Beaucoup d’investisseurs étrangers s’intéressent aux terres agricoles du Mali depuis 2004. La tendance s’est-elle poursuivie ?

Oui. De plus en plus de paysans sont victimes d’une véritable dépossession de leurs terres. La situation n’est pas propre au Mali, mais concerne tout le continent africain.
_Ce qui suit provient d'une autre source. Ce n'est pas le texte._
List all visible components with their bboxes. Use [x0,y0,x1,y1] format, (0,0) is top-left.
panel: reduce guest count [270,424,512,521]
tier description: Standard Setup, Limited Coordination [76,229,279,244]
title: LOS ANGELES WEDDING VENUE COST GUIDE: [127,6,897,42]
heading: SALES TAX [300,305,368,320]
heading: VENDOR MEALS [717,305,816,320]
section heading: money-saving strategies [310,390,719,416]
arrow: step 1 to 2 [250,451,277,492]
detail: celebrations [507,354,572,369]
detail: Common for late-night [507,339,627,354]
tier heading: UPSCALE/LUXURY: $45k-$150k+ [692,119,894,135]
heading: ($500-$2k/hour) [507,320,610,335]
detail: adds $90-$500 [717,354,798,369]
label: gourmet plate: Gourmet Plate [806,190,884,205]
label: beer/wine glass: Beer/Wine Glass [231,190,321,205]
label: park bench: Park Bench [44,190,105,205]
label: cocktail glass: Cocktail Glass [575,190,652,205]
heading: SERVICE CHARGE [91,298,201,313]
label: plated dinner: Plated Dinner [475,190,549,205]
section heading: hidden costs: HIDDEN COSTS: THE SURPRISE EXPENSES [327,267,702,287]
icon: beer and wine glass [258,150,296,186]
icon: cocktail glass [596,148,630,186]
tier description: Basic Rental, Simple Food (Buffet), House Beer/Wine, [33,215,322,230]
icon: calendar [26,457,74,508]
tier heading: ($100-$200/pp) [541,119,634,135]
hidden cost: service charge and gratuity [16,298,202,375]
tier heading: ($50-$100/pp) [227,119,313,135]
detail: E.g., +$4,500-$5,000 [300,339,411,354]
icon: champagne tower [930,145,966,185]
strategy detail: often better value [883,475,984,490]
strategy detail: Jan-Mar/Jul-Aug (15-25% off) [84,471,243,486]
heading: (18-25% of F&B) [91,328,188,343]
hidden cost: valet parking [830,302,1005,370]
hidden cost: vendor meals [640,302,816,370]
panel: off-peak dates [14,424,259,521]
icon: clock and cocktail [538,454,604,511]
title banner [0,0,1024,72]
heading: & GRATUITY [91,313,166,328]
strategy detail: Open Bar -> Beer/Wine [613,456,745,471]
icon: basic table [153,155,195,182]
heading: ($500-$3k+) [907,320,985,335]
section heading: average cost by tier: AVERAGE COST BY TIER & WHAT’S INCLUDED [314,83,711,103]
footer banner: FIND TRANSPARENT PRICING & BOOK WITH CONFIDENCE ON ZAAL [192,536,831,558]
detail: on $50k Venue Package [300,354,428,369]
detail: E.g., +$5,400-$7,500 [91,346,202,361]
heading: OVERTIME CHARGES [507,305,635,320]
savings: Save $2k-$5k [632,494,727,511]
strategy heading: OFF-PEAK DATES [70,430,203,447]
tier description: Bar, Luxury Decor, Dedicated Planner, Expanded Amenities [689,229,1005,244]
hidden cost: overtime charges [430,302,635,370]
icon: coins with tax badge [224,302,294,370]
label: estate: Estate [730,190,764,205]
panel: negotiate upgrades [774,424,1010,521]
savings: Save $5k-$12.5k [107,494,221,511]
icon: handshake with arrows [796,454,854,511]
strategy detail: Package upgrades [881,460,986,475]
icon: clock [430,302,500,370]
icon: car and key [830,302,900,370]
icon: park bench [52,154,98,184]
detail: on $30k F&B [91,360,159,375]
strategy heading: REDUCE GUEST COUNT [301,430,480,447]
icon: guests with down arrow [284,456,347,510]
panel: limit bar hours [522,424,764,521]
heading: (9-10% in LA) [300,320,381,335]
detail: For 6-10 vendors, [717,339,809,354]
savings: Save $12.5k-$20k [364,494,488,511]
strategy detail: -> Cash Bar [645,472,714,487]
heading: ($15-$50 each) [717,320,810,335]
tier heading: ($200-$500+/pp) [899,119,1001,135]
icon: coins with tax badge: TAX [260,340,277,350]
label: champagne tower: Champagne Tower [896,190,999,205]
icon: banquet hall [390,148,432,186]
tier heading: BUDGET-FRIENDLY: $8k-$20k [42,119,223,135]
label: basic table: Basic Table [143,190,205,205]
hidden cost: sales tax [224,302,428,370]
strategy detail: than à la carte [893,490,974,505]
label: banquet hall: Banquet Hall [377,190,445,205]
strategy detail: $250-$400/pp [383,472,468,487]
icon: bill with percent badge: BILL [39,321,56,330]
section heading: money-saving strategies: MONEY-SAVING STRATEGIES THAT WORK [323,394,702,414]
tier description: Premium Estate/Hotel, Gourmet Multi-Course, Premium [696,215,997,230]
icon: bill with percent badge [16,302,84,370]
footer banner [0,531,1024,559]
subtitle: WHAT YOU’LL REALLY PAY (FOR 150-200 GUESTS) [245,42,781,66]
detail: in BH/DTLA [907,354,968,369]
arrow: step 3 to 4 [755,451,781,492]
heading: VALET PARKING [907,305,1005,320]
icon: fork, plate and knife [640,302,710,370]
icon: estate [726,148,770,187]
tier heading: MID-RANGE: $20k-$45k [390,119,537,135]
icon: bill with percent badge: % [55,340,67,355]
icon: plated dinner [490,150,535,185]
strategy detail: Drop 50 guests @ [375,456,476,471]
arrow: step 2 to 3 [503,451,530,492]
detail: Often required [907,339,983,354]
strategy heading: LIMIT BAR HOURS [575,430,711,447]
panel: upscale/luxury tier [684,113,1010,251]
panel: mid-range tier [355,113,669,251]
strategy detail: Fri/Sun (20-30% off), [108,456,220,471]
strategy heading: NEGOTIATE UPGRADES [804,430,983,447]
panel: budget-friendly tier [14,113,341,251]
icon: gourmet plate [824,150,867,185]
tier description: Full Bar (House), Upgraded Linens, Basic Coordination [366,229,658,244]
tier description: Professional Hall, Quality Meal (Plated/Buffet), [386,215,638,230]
Selon la Banque mondiale, 60 millions d’hectares sont en train d’être cédés à des investisseurs étrangers, des États ou des multinationales, par la voie de baux d’une durée pouvant atteindre jusqu’à 99 ans.

Vous dénoncez "ce qui se cache derrière les contrats". De quoi s’agit-il ?

Malheureusement, ces contrats sont très rarement négociés de façon transparente avec les ruraux, qui sont les premières victimes. Ils sont très flous et ne comprennent pas les prix de location, les contreparties (construction de routes, d’écoles, d’hôpitaux, etc.) ou les compensations. C’est inacceptable. Car ici, sans terre, un paysan n’est rien !

Quelles solutions proposer ?

La réponse ne doit pas être entre les mains des industries agroalimentaires ou de ceux qui investissent dans les agrocarburants. Pour sortir de l’insécurité alimentaire, il faut mettre le paysan dans son rôle, car c’est à lui que revient la tâche de nous nourrir. Pour cela, il faut sortir de la logique du désinvestissement des agricultures paysannes et les revaloriser. Avec des politiques publiques de soutien fortes comme fers de lance.